Republican leaders are reportedly girding for the possibility of a brokered convention in Cleveland next year. Donald Trump’s reaction is the elephant in the room.
This scenario would occur if no candidate headed to the Republican National Convention with enough delegates to win the nomination on the first ballot, making the quadrennial event’s role in the process less of a formality.
More than 20 leading Republicans including Senate Majority Leader Mitch McConnell discussed the possibility at a dinner organized by Republican National Committee Chairman Reince Priebus Monday night, according to the Washington Post. The report said that GOP leaders close to 2012 nominee Mitt Romney and 2016 candidates Marco Rubio and Jeb Bush were among those in attendance.

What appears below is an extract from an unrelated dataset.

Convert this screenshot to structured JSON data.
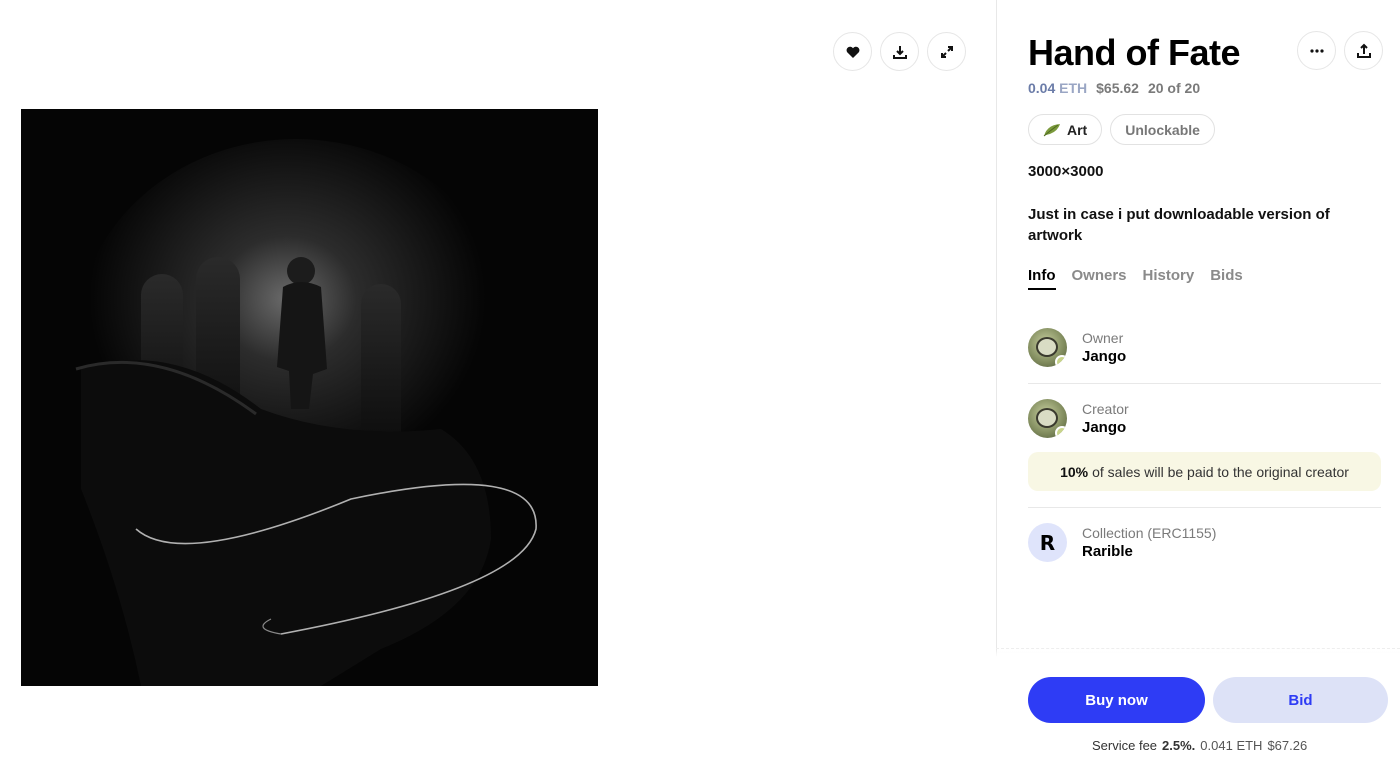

The news comes at a time when Trump has renewed threats to consider a third-party bid. Trump has said he would only bolt if he felt Republican leaders were treating him unfairly. The appearance of powerful GOP figures meeting about a convention that could theoretically choose someone other than the candidate with plurality support in the primaries would seem to lend itself to Trump’s argument that the party is trying to stack the deck against him.
Trump, who is currently second in the Washington Examiner‘s presidential power rankings, has said in the past that he would be at a disadavantage at a brokered convention because he won’t have the same relationships with Republican politicians and longtime party activists. Trump would have a plausible rationale for a third-party bid if he wins plurality support but someone who received fewer votes becomes the nominee.
There is also a risk that a candidate chosen at a brokered convention would have less legitimacy in today’s democratic political culture, especially if the nominee didn’t run in the primaries at all. There was backlash against George W. Bush winning the presidency while losing the popular vote in 2000. Some Hillary Clinton supporters even argued that she should have been the 2008 Democratic nominee because she won the popular vote if you counted Michigan, where Barack Obama wasn’t on the ballot.
The field finally appears to be winnowing, with only Trump, Ben Carson, Ted Cruz and Rubio regularly polling in the double digits while Bush and Chris Christie remain a presence at the periphery. But talk of a contested convention could encourage some other candidates to stay in if they think they could amass enough delegates to make a deal in Cleveland even if they have no obvious path to the nomination themselves.
The biggest question, however, is what Trump will do.